If they allow male ob/gyn doctors then why not midwives? This is ridiculous, yet another example of the pen-pushing managers running the hospital rather than the nursing staff, which is how it should be.

I would have absolutely no qualms in having a male midwife. The "powers that be" should consider that rather than just constantly stuffing things up!

bran · 17/07/2004 22:34

Paula, he wasn't suspended for being a man , he was suspended for attending a home birth when his managers wanted all births to be in hospital.

prettycandles · 18/07/2004 21:08

The fact that he is a man is utterly irrelevant in this case - so why does it keep being mentioned?

coppertop · 21/08/2004 13:19

The midwife has now been sacked. What on earth are the NHS thinking????? They're so short-staffed apparently that they've had to cancel home births but decide to enforce it by sacking a midwife???????

zebra · 21/08/2004 18:42
Sad
kalex · 21/08/2004 18:47

That is disgusting.

edam · 21/08/2004 19:36

I do hope he has a good lawyer and the Royal College of Midwives on his side....

sobernow · 22/08/2004 07:41

This reply has been deleted

Message withdrawn at poster's request.

moomina · 22/08/2004 07:43

So let's start a mumsnet campaign, then.

sobernow · 22/08/2004 08:14

This reply has been deleted

Message withdrawn at poster's request.

edam · 22/08/2004 08:42

Sounds good to me. We need to write to the chief exec and copy the head of midwifery. Absolutely outrageous!

sobernow · 22/08/2004 09:54

This reply has been deleted

Message withdrawn at poster's request.

ZolaPola · 22/08/2004 10:06

the problem seems to be an acute shortage of staff (2 midwives required for home birth) , no justification for suspending the guy but there's no easy solution to the nationwide lack of nursing & midwifery staff, if this hospital couldn't get cover for the hols what were they meant to do jeopardise the care of many women & babies in hospital due to need to free up 2 midwives for 1 woman?? The pay is not great and the public is demanding, this story is much less simple than it first appears - I'm not supporting what they did but sounds like they had little choice due to staff shortage! if we were all willing to pay a little more tax to fund increased salaries to frontline staff and be more supportive of the health service maybe staff would stay longer and avoid such situations happening! BTW, NHS 'pen pushers' tend to be ex-nurses etc, the service has a budget of £60 billion a yr and rising - requires some managers to handle this!the UK has fewer managers than many other countries and they in many parts of the country are also leaving in droves due to be heartily p*ssed off at the public's lack of support - they tend to be well qualified and experienced and can always earn more in the private sector but are in the NHS because they want to do some good..
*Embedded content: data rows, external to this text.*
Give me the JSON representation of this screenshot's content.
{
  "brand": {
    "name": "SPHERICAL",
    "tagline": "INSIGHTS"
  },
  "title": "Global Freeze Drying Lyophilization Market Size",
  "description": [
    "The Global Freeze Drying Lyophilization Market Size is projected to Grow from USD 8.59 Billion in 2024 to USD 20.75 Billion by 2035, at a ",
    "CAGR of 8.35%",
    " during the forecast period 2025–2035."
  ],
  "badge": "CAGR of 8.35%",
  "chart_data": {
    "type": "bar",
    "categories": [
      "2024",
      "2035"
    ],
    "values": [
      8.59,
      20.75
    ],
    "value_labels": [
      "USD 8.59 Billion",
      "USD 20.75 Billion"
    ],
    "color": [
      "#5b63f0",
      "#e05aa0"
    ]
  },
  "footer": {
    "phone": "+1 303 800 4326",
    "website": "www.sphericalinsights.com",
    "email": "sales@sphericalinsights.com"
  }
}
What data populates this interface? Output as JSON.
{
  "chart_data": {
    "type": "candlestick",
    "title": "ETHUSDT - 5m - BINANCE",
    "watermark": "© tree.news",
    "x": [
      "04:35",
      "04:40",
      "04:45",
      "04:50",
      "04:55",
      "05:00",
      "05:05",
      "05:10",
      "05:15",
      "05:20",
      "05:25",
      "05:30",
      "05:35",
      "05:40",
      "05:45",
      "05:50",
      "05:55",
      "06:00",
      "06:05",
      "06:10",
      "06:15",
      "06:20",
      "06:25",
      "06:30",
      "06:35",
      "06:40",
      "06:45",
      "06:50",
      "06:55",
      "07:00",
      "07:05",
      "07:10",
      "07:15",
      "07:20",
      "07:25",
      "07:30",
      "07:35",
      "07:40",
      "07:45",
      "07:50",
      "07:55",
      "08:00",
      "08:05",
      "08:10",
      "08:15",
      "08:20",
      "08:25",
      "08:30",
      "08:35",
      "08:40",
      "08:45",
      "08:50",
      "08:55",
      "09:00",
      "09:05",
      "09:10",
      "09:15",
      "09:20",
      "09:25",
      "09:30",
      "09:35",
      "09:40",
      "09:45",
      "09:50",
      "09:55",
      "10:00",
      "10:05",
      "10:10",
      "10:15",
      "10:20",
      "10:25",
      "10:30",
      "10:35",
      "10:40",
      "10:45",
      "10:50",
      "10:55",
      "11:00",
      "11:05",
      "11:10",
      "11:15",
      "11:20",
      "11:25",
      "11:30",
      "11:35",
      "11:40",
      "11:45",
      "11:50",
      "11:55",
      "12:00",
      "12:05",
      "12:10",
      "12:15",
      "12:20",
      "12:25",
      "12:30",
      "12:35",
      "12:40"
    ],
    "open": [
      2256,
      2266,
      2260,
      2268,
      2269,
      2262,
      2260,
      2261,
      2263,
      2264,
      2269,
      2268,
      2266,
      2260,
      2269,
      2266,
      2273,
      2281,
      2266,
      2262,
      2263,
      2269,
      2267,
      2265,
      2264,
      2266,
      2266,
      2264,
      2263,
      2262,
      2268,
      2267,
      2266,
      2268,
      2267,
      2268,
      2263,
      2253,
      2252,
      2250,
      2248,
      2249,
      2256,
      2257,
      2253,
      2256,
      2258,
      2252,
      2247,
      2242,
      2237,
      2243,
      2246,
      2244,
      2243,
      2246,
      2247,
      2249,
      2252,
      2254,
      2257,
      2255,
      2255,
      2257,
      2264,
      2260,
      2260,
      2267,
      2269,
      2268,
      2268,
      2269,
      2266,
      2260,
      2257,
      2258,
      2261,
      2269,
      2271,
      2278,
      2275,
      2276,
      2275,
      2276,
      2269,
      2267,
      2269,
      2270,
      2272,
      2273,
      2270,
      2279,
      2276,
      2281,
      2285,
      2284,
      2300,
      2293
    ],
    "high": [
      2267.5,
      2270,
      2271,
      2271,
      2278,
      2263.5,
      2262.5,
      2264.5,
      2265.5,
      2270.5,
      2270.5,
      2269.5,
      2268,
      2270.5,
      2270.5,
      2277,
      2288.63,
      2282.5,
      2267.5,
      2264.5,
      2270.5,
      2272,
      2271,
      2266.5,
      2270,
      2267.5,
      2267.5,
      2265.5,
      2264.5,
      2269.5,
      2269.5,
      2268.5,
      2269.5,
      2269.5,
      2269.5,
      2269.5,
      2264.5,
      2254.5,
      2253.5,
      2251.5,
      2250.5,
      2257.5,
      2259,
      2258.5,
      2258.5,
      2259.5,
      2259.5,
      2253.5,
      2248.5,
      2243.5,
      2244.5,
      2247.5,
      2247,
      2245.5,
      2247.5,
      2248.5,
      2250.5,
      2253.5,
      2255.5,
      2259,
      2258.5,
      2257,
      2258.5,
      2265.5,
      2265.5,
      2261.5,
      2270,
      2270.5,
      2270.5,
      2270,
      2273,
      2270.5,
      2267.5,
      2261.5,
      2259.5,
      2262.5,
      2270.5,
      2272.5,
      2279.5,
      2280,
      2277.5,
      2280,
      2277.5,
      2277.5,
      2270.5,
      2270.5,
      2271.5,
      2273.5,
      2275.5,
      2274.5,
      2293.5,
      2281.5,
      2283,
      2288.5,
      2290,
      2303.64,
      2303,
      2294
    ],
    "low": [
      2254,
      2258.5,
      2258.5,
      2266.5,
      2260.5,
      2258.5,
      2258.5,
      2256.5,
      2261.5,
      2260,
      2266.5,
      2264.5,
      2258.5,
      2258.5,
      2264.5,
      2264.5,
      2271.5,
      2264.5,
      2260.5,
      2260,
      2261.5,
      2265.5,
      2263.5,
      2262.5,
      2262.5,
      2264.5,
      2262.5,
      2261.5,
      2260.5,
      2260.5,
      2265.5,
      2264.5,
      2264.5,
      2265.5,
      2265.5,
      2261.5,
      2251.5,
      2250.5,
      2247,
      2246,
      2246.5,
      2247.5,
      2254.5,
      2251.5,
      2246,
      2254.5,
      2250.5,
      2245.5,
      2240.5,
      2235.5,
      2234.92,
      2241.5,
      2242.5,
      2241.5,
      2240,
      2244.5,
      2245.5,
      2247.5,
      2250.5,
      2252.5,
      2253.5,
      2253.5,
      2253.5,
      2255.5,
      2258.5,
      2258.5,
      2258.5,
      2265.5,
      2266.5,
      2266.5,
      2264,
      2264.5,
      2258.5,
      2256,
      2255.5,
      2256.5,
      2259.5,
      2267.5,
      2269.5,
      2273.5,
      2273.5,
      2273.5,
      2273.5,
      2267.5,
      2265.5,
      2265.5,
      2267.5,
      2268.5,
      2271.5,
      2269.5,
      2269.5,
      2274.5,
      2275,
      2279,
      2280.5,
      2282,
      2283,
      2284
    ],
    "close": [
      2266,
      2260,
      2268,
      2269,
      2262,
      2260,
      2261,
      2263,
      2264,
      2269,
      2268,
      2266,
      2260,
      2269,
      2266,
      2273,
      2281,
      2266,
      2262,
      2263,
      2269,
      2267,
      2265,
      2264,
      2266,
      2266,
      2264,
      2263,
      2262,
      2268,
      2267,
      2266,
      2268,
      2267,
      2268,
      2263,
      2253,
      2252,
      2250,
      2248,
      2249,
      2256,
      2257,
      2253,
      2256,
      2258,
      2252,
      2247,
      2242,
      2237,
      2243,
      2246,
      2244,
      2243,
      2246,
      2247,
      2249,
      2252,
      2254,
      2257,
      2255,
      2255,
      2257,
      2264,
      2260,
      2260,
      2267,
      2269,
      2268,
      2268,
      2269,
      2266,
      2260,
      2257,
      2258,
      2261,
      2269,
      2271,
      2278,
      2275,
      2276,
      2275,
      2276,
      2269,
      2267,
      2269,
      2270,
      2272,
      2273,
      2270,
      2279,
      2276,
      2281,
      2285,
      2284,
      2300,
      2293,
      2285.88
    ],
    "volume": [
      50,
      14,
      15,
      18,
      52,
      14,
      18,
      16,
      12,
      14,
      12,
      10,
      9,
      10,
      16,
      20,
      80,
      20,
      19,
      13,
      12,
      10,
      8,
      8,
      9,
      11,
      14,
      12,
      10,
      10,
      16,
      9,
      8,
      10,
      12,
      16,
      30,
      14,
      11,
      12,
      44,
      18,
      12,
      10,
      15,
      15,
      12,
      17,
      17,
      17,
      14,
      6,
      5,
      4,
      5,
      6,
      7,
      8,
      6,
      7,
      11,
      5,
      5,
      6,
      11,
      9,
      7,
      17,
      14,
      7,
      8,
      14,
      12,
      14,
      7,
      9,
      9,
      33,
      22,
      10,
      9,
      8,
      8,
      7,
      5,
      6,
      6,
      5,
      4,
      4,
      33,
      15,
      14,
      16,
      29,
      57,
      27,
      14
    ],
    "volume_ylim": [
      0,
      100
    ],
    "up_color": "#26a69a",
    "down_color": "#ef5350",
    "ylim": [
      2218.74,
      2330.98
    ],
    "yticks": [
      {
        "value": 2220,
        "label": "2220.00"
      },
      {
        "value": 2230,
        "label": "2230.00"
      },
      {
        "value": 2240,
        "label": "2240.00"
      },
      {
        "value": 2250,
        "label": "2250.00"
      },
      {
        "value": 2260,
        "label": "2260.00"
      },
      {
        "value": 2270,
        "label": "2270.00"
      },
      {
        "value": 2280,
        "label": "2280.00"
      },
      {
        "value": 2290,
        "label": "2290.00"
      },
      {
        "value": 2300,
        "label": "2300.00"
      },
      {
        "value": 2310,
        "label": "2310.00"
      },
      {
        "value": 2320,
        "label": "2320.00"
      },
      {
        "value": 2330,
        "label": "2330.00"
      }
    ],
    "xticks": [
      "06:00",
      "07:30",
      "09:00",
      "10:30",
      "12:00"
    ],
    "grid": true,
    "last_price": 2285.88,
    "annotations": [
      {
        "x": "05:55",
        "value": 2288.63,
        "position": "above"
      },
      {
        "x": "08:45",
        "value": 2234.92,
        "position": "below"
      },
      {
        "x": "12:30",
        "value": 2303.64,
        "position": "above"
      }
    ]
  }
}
ZolaPola · 22/08/2004 10:12

agree with Jimjams - more effective to complain to MP rather than the harassed NHS trust itself who are always having to firefight - this is a national issue that the gov should deal with and they should take responsibility for a change.

sobernow · 22/08/2004 10:18

This reply has been deleted

Message withdrawn at poster's request.

edam · 22/08/2004 10:24

Trust chief execs should be accountable for their actions. And recruitment. Most managers come via the graduate-recruitment management trainee scheme so they aren't mostly ex-nurses. Agree such a huge organisation needs managers but don't see why that would mean it is OK to lie to women about their legal rights. There is a recruitment problem with midwives, true, that's why sacking one is so outrageous. If they can get enough cover to do without him while he was suspended, and now sack him, they could clearly have covered this home birth. Plus home births are far less likely to end in caesareans, which take a whole team of staff. The trusts's behaviour in sacking a midwive is disgraceful and damaging to the women they serve. And I, for one, will be complaining.